Picking up the book, I was very curious about the title, especially the invocation of Sycorax in a work about horror and haunting. Haunting in relation to blackness and fiction is not necessarily a novel concept. There are many black ghosts that haunt the canon of American literature and African American literature (reference chattel slavery and years of racial terror and violence). So I really wanted to know: why call on Sycorax? For Brooks, calling on Sycorax is about interrogating the influence, absence, and power of black women in horror. Invoking Sycorax is about looking to the obscured, erased, and othered women who both influence and haunt while being maligned. Searching for Sycorax, then, is a quest to highlight how black women are represented in contemporary horror and to reveal how black women authors are actively changing it. Each of the five chapters presents an argument that progresses from excavating characters like Michonne from The Walking Dead and outlining connections between horror as a genre to conversations and literary canons of black feminism; to looking at the ways black women authors write through an intersectional framework and detailing what a black women’s horror aesthetic might look like.
This is fully an academic monograph so be prepared for a lot of close readings, canon generation, and a nimble use of a varied theoretical toolbox that includes black feminist theory, genre theory, and contemporary literary theory. I’m not a huge horror buff, but I found Brooks’ arguments about horror both inviting and innovative.

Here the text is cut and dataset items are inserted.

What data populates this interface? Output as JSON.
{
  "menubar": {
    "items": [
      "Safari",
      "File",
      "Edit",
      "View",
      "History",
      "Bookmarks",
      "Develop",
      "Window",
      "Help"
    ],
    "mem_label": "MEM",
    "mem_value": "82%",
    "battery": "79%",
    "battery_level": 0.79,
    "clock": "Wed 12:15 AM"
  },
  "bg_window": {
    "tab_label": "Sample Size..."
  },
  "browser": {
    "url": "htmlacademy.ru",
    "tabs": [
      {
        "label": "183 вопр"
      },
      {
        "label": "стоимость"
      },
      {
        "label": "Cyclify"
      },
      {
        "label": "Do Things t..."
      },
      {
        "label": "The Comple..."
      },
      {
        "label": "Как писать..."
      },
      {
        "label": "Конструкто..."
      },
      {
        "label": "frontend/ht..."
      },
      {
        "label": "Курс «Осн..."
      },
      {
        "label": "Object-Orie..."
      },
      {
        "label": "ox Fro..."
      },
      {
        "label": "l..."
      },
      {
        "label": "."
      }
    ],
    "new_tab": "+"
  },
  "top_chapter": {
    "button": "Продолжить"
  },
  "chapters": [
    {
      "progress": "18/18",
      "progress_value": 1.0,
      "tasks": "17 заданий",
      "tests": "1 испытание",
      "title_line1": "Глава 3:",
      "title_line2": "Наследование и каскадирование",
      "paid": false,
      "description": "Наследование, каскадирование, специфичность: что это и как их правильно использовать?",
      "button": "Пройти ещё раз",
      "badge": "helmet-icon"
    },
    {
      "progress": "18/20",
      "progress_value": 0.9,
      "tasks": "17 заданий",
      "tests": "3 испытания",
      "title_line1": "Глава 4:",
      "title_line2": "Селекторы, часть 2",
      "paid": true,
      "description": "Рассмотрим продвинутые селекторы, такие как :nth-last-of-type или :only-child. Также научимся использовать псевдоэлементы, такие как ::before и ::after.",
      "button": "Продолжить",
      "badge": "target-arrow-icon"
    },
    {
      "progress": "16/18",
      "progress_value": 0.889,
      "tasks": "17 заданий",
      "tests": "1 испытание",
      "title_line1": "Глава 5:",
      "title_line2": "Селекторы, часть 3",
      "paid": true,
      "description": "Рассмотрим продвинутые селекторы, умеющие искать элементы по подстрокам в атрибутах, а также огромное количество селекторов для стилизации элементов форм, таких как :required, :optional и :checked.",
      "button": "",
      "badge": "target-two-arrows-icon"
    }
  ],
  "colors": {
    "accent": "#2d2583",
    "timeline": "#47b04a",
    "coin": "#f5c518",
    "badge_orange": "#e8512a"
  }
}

Brooks is able to both critique the genre, revealing a good deal about the failures in representing black women by the horror genre, and argue for the efficacy of having black women authors use horror elements in their work.
For me, Brook’s most important intervention is not her practice of unveiling mischaracterized black women in the genre, or her interest in revitalizing the horror genre, but her articulation of what she calls “fluid fiction.”
Fluid fiction is “a racially gendered framework that revises genre fiction in that it purposefully obfuscates the boundaries of science fiction/fantasy/horror writing just as black women confound the boundaries of race, gender, and class.” (p.71) Brooks argues that just as black women are the founders and proponents for intersectional approaches to politics, they also undermine genre distinctions because telling stories that engage black women honestly necessitates such mixing. As a scholar of black speculative fiction, I really enjoyed Brooks’ framework because there is often an incredible amount of handwringing when it comes to black authors and how their work “fits” into canons or genres. I’ve seen many arguments about fluidity or intersection but few that ground dismantling narratives of genre fixity with intersectional analysis so clearly. The possibilities of reading (and re-reading) texts by black women using Brooks’ framework are powerful and endless.
While reading an academic book is definitely different from perusing a novel, if you are a fan of contemporary horror, a student of contemporary literature, or simply have a bit of time on your hands, you might give this book a try.
Alyssa Collins is an assistant professor of English and African American Studies at the University of South Carolina. Her work explores the intersections of race and technology as depicted in 20th century and contemporary African American literature, digital culture, and new media. When she’s not working, she writes about race, superheroes, television, and embodiment around the internet.